Gentlemen of Europe, you have no grandmother.

A well-organized pantry
25/03/2025
2 min

We read in the ARA that "the European Union increasingly fears the threat of Russian expansionism and the effects of climate change" and, therefore, "asks all Europeans to have reserves of water, medicine, batteries, and food to survive for at least 72 hours without external aid in the event of a war or catastrophic conflict."

Perhaps I and those around me (including pets) wouldn't last even twenty minutes. Twenty minutes later, we'd start drawing lots with toothpicks of different sizes to see who we'd eat first. But, on the other hand, in our midst, there are people who could live through the Hundred Years' War without running out of toilet paper. Beloved grandmothers. Overflowing with chickpeas, with unthinkable things like baby peppers, with mashed potatoes on top (just in case), but also with potatoes, perfectly spread out, so they'd last. This kind of grandmother who always has cans of soda (in my house, soda wouldn't even reach the fridge, we're so excited about it) and potatoes (we buy potatoes to be eaten immediately). Who has a freezer full of capers with labels, ice cream, cannelloni they made, and who when they go shopping asks for sweet ham "that's so big" - "Because it's for my grandson," they say.

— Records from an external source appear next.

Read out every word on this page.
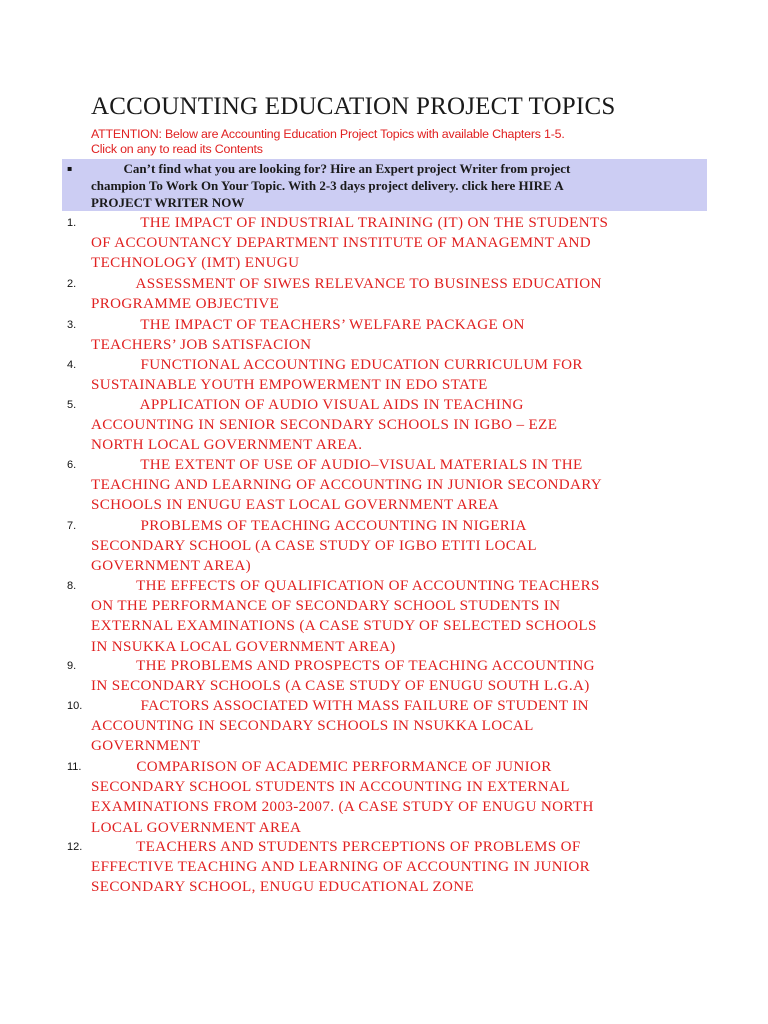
ACCOUNTING EDUCATION PROJECT TOPICS
ATTENTION: Below are Accounting Education Project Topics with available Chapters 1-5.
Click on any to read its Contents
▪ Can’t find what you are looking for? Hire an Expert project Writer from project
champion To Work On Your Topic. With 2-3 days project delivery. click here HIRE A
PROJECT WRITER NOW
1. THE IMPACT OF INDUSTRIAL TRAINING (IT) ON THE STUDENTS
OF ACCOUNTANCY DEPARTMENT INSTITUTE OF MANAGEMNT AND
TECHNOLOGY (IMT) ENUGU
2. ASSESSMENT OF SIWES RELEVANCE TO BUSINESS EDUCATION
PROGRAMME OBJECTIVE
3. THE IMPACT OF TEACHERS’ WELFARE PACKAGE ON
TEACHERS’ JOB SATISFACION
4. FUNCTIONAL ACCOUNTING EDUCATION CURRICULUM FOR
SUSTAINABLE YOUTH EMPOWERMENT IN EDO STATE
5. APPLICATION OF AUDIO VISUAL AIDS IN TEACHING
ACCOUNTING IN SENIOR SECONDARY SCHOOLS IN IGBO – EZE
NORTH LOCAL GOVERNMENT AREA.
6. THE EXTENT OF USE OF AUDIO–VISUAL MATERIALS IN THE
TEACHING AND LEARNING OF ACCOUNTING IN JUNIOR SECONDARY
SCHOOLS IN ENUGU EAST LOCAL GOVERNMENT AREA
7. PROBLEMS OF TEACHING ACCOUNTING IN NIGERIA
SECONDARY SCHOOL (A CASE STUDY OF IGBO ETITI LOCAL
GOVERNMENT AREA)
8. THE EFFECTS OF QUALIFICATION OF ACCOUNTING TEACHERS
ON THE PERFORMANCE OF SECONDARY SCHOOL STUDENTS IN
EXTERNAL EXAMINATIONS (A CASE STUDY OF SELECTED SCHOOLS
IN NSUKKA LOCAL GOVERNMENT AREA)
9. THE PROBLEMS AND PROSPECTS OF TEACHING ACCOUNTING
IN SECONDARY SCHOOLS (A CASE STUDY OF ENUGU SOUTH L.G.A)
10. FACTORS ASSOCIATED WITH MASS FAILURE OF STUDENT IN
ACCOUNTING IN SECONDARY SCHOOLS IN NSUKKA LOCAL
GOVERNMENT
11. COMPARISON OF ACADEMIC PERFORMANCE OF JUNIOR
SECONDARY SCHOOL STUDENTS IN ACCOUNTING IN EXTERNAL
EXAMINATIONS FROM 2003-2007. (A CASE STUDY OF ENUGU NORTH
LOCAL GOVERNMENT AREA
12. TEACHERS AND STUDENTS PERCEPTIONS OF PROBLEMS OF
EFFECTIVE TEACHING AND LEARNING OF ACCOUNTING IN JUNIOR
SECONDARY SCHOOL, ENUGU EDUCATIONAL ZONE
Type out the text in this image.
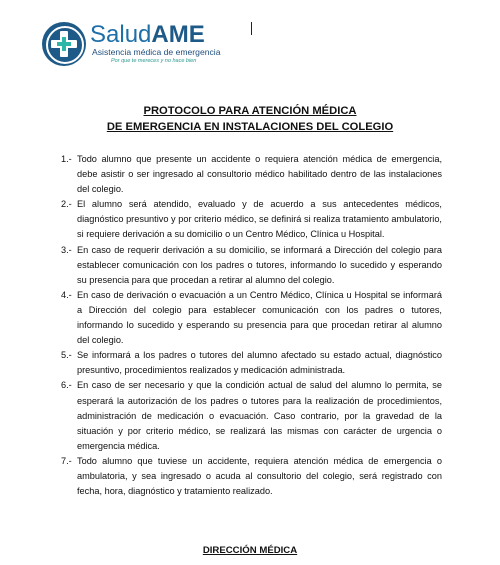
SaludAME
Asistencia médica de emergencia
Por que te mereces y no hace bien
PROTOCOLO PARA ATENCIÓN MÉDICA
DE EMERGENCIA EN INSTALACIONES DEL COLEGIO
1.- Todo alumno que presente un accidente o requiera atención médica de emergencia, debe asistir o ser ingresado al consultorio médico habilitado dentro de las instalaciones del colegio.
2.- El alumno será atendido, evaluado y de acuerdo a sus antecedentes médicos, diagnóstico presuntivo y por criterio médico, se definirá si realiza tratamiento ambulatorio, si requiere derivación a su domicilio o un Centro Médico, Clínica u Hospital.
3.- En caso de requerir derivación a su domicilio, se informará a Dirección del colegio para establecer comunicación con los padres o tutores, informando lo sucedido y esperando su presencia para que procedan a retirar al alumno del colegio.
4.- En caso de derivación o evacuación a un Centro Médico, Clínica u Hospital se informará a Dirección del colegio para establecer comunicación con los padres o tutores, informando lo sucedido y esperando su presencia para que procedan retirar al alumno del colegio.
5.- Se informará a los padres o tutores del alumno afectado su estado actual, diagnóstico presuntivo, procedimientos realizados y medicación administrada.
6.- En caso de ser necesario y que la condición actual de salud del alumno lo permita, se esperará la autorización de los padres o tutores para la realización de procedimientos, administración de medicación o evacuación. Caso contrario, por la gravedad de la situación y por criterio médico, se realizará las mismas con carácter de urgencia o emergencia médica.
7.- Todo alumno que tuviese un accidente, requiera atención médica de emergencia o ambulatoria, y sea ingresado o acuda al consultorio del colegio, será registrado con fecha, hora, diagnóstico y tratamiento realizado.
DIRECCIÓN MÉDICA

To the grandmothers around me (the mothers ofbefore), who know what it's like to suffer from not being able to feed their children, won't be caught short on empty shelves, these gentlemen of the European Union. Mine hugged us and said, "Oh, my fat cats." She called us "metas," that is, breasts. I understand very well that someone who has two breasts from which the milk has flowed to feed her own children or those of others—I love the idea of nodes—must necessarily have this magical and fun instinct to fish. We all need a grandmother nearby to ask us if we're still hungry, European gentlemen.